3 Tipps, wie du Waldbrände verhinderst

Ein Waldbrand entsteht schnell - so verhinderst du ihn.
Foto: CC0 Public Domain / Pexels - Pixabay

Letztes Jahr in Griechenland und Spanien, diesen Juni in Brandenburg: Im Sommer sind Waldbrände regelmäßig in den Schlagzeilen. Die allermeisten davon verursacht der Mensch. Wir geben drei Tipps, mit denen du helfen kannst, Waldbrände zu verhindern.

Große Waldbrände kennen wir vor allem aus Sibirien und dem Amazonas, immer wieder zerstören die Brände dort Million Hektar Land. Doch nicht nur international brennen die Wälder: Auch bei uns in Deutschland kommt es im Sommer regelmäßig zu größeren Waldbränden. Heuer brannten schon Wälder in Bayern, Sachsen, Sachsen-Anhalt und Brandenburg. Durch die aktuelle Hitzewelle – im Juli werden mancherorts 40 Grad erwartet – steigt die Waldbrandgefahr weiter stark an.

Waldbrände – Konsequenz und Treiber des Klimawandels

Waldbrände treten im Sommer häufig auf: Die trockenen Böden entflammen sehr schnell. In den letzten Jahren hatten wir sehr heiße, trockene Sommer. Die Böden sind deshalb ausgetrocknet und anfällig für Feuer. Ein Grund für die gestiegenen Temperaturen ist der Klimawandel.

Gleichzeitig befeuern die großflächigen Waldbrände auf den trockenen Böden die Klimakrise immer weiter: Bei den Bränden werden hohe Mengen an CO2 freigesetzt. Das Treibhausgas CO2 heizt die Erde weiter auf. Die heißen Sommer wiederum erhöhen die Gefahr für Waldbrände. Ein Teufelskreis. Umso wichtiger, dass wir Waldbrände künftig besser verhindern.

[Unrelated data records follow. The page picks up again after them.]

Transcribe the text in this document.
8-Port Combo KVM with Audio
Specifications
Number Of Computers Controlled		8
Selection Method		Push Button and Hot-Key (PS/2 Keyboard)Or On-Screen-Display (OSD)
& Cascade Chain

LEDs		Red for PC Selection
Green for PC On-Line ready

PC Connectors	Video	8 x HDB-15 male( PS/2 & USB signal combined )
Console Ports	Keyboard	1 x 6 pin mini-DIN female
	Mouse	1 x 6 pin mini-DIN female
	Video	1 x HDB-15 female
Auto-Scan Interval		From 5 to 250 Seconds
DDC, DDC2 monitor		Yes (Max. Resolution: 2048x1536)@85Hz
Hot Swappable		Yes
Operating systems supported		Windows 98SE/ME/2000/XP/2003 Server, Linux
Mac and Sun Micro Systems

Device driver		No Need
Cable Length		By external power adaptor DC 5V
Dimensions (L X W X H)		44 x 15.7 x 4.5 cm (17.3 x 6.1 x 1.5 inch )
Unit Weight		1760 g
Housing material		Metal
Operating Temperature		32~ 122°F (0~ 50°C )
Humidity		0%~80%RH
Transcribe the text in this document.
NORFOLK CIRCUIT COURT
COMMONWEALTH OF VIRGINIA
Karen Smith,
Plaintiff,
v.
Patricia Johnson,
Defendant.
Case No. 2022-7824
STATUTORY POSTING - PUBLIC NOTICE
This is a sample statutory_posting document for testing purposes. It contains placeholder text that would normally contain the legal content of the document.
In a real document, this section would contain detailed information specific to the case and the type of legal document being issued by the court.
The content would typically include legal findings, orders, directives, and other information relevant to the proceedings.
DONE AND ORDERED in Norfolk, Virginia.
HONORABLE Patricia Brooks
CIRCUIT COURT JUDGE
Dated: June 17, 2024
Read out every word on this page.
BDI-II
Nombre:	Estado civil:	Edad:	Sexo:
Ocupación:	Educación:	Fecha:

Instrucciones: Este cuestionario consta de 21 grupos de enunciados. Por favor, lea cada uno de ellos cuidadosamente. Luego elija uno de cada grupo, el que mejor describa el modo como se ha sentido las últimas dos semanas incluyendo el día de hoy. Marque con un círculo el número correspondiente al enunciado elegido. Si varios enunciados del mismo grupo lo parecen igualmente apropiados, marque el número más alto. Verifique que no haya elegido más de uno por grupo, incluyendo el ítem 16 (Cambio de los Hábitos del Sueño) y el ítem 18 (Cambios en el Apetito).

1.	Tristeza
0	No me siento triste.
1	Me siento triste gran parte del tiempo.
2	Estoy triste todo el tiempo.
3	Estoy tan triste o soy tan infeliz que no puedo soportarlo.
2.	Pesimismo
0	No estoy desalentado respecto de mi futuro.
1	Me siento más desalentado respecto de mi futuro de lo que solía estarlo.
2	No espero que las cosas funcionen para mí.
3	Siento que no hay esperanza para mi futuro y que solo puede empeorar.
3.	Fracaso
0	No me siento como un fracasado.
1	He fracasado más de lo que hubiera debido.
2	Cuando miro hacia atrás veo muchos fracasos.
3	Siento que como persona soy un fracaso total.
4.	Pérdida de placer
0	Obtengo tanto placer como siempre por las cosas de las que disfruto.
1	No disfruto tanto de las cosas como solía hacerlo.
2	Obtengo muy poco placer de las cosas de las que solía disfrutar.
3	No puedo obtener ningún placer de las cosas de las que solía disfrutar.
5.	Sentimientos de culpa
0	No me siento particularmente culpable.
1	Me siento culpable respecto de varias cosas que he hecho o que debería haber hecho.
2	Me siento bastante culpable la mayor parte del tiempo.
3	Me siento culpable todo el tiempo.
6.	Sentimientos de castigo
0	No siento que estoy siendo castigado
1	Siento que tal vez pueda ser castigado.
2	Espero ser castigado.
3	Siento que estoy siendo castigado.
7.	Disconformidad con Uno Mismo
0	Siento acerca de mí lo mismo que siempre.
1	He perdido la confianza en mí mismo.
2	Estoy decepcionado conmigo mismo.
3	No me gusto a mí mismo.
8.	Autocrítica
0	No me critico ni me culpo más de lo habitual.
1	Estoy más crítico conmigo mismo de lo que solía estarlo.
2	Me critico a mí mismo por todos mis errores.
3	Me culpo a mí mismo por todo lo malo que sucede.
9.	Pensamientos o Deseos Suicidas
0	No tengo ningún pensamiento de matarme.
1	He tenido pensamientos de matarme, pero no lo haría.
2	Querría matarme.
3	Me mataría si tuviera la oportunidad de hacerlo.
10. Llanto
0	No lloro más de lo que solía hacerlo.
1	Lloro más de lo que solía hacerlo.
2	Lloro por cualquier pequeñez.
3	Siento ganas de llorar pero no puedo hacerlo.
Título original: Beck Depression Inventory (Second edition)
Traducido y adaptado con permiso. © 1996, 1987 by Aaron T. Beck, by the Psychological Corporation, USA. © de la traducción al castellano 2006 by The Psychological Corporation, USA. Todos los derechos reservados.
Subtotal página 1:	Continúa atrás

So kann jede:r Waldbrände verhindern

„Mehr als 90 Prozent unserer Waldbrände sind vom Menschen gemacht“, erklärte Förster Siegfried Weiter gegenüber der Tagesschau. Es liegt also an uns, sorgsamer mit unserem Wald umzugehen. Hier haben wir drei Tipps für dich, die auch der BUND empfiehlt.

1. Kein Wildparken – Waldbrandgefahr!

Durch Menschen verursachte Waldbrände kann man verhindern.
Waldbrände sind im Sommer keine Seltenheit – aber zu verhindern. (Foto: CC0 Public Domain / Pexels - Vladyslav Dukhin)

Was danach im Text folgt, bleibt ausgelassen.